The Functional and Spatial Genomics Platform specializes in epigenomic technologies that functionally analyze both cis and trans elements of the mammalian genomes with a special focus on integrating spatial information obtained via high throughput sequencing and imaging approaches.  Understanding how the epigenome drives phenotypes of cells in their morphological context is critical to understanding each cell’s function, how cells work together, and what goes awry during disease and these technologies can guide you to that information. Below are descriptions of this platform’s methods: 

  • MERFISH - Multiplexed Error Robust Fluorescence In situ Hybridization (MERFISH) is an imaging method capable of simultaneously measuring the copy number and spatial distribution of hundreds to thousands of RNA species in single cells. The Center is working closely with the laboratory of Xiaowei Zhuang at Harvard to bring this transformative technology to San Diego researchers. Currently we are able to image the transcripts of 130 genes by precisely quantifying their copy numbers and registering their 3D localization in the context of their spatial niche.
  • SUPER-RESOLUTION CHROMATIN TRACING - Proper organization of chromatin architecture has been increasingly recognized as a determining factor in regulating gene expression during normal cell cycle and development. Next generation sequencing-based technology, such as single nuclei Hi-C, has provided unprecedented information about chromatin architecture at single cell resolution. However, the application of this methodology has been limited by lack of spatial information, coupled with high-cost but low-throughput. A newly developed imaging technology has allowed for visualization of chromatin architecture with hybridization of multiplexed oligopaint probes. Such high-coverage oligopaint FISH has revealed higher order chromatin structure that are highly consistent with that from Hi-C experiments. With the two imaging systems, we are able to visualize individual chromatin 3D architecture up to 6 Mbp using sequential, multiplexed, high-throughput hybridization and imaging of oligopaint probes.
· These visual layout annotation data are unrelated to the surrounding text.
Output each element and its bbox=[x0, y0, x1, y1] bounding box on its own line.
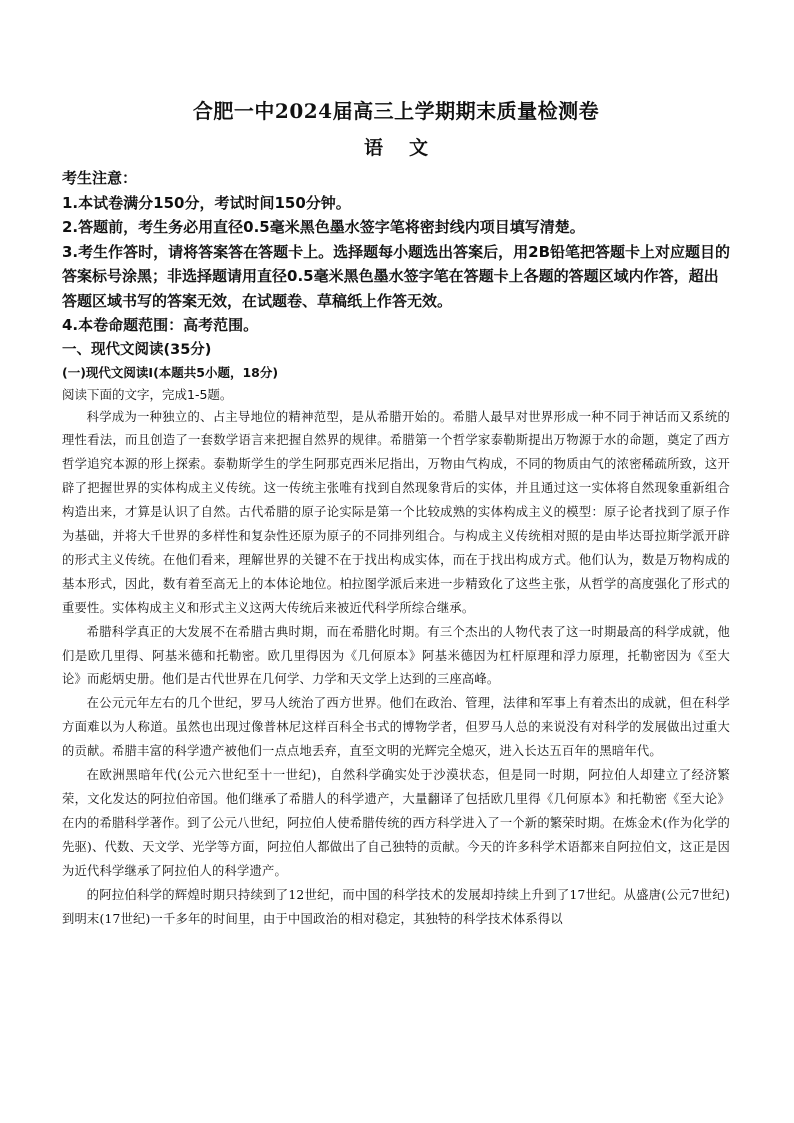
passage-paragraph: 在欧洲黑暗年代(公元六世纪至十一世纪)，自然科学确实处于沙漠状态，但是同一时期，阿拉伯人却建立了经济繁荣，文化发达的阿拉伯帝国。他们继承了希腊人的科学遗产，大量翻译了包括欧几里得《几何原本》和托勒密《至大论》在内的希腊科学著作。到了公元八世纪，阿拉伯人使希腊传统的西方科学进入了一个新的繁荣时期。在炼金术(作为化学的先驱)、代数、天文学、光学等方面，阿拉伯人都做出了自己独特的贡献。今天的许多科学术语都来自阿拉伯文，这正是因为近代科学继承了阿拉伯人的科学遗产。 bbox=[62, 768, 730, 878]
note-item: 4.本卷命题范围：高考范围。 bbox=[62, 316, 259, 334]
exam-notes bbox=[62, 166, 730, 338]
passage-paragraph: 希腊科学真正的大发展不在希腊古典时期，而在希腊化时期。有三个杰出的人物代表了这一时期最高的科学成就，他们是欧几里得、阿基米德和托勒密。欧几里得因为《几何原本》阿基米德因为杠杆原理和浮力原理，托勒密因为《至大论》而彪炳史册。他们是古代世界在几何学、力学和天文学上达到的三座高峰。 bbox=[62, 624, 730, 687]
subsection-title: (一)现代文阅读I(本题共5小题，18分) bbox=[62, 364, 279, 380]
passage-paragraph: 的阿拉伯科学的辉煌时期只持续到了12世纪，而中国的科学技术的发展却持续上升到了17世纪。从盛唐(公元7世纪)到明末(17世纪)一千多年的时间里，由于中国政治的相对稳定，其独特的科学技术体系得以 bbox=[62, 887, 730, 926]
reading-passage bbox=[62, 406, 730, 932]
section-title: 一、现代文阅读(35分) bbox=[62, 341, 212, 358]
exam-title: 合肥一中2024届高三上学期期末质量检测卷 bbox=[192, 99, 600, 123]
exam-page bbox=[62, 96, 730, 931]
passage-paragraph: 在公元元年左右的几个世纪，罗马人统治了西方世界。他们在政治、管理，法律和军事上有着杰出的成就，但在科学方面难以为人称道。虽然也出现过像普林尼这样百科全书式的博物学者，但罗马人总的来说没有对科学的发展做出过重大的贡献。希腊丰富的科学遗产被他们一点点地丢弃，直至文明的光辉完全熄灭，进入长达五百年的黑暗年代。 bbox=[62, 696, 730, 759]
note-item: 2.答题前，考生务必用直径0.5毫米黑色墨水签字笔将密封线内项目填写清楚。 bbox=[62, 218, 585, 236]
notes-heading: 考生注意： bbox=[62, 169, 138, 187]
reading-instruction: 阅读下面的文字，完成1-5题。 bbox=[62, 386, 233, 402]
note-item: 3.考生作答时，请将答案答在答题卡上。选择题每小题选出答案后，用2B铅笔把答题卡上对应题目的答案标号涂黑；非选择题请用直径0.5毫米黑色墨水签字笔在答题卡上各题的答题区域内作答，超出答题区域书写的答案无效，在试题卷、草稿纸上作答无效。 bbox=[62, 242, 731, 310]
subject-char: 语 bbox=[363, 137, 383, 159]
subject-char: 文 bbox=[409, 137, 429, 159]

  • STARR-SEQ - Large scale sequencing efforts have identified and annotated candidate cis-elements of the genome, such as enhancers, that control cell type-specific gene expression. However, the functionality of the vast majority of these candidates  remain largely unknown. Traditional methods of transgenic reporter or enhancer trap are laborious, costly and simply not feasible for large scale enhancer validation. Recent advances in massively parallel reporter assays (MPRAs) or STARR-seq, in which barcoded reporter libraries are introduced into cells and their transcripts can be quantified by RNA sequencing, enable high throughput assessment of candidate enhancers. However, STARR-seq experiments have been largely restricted to a limited set of cultured cells. To eliminate this application barrier, our platform will first adopt this technology at the Center and standardize the protocol. We will then adopt the plasmid-based reporter system into viral vector-mediated delivery approaches, with a focus on Adeno-Associated Virus (AAV) and lentiviral vectors.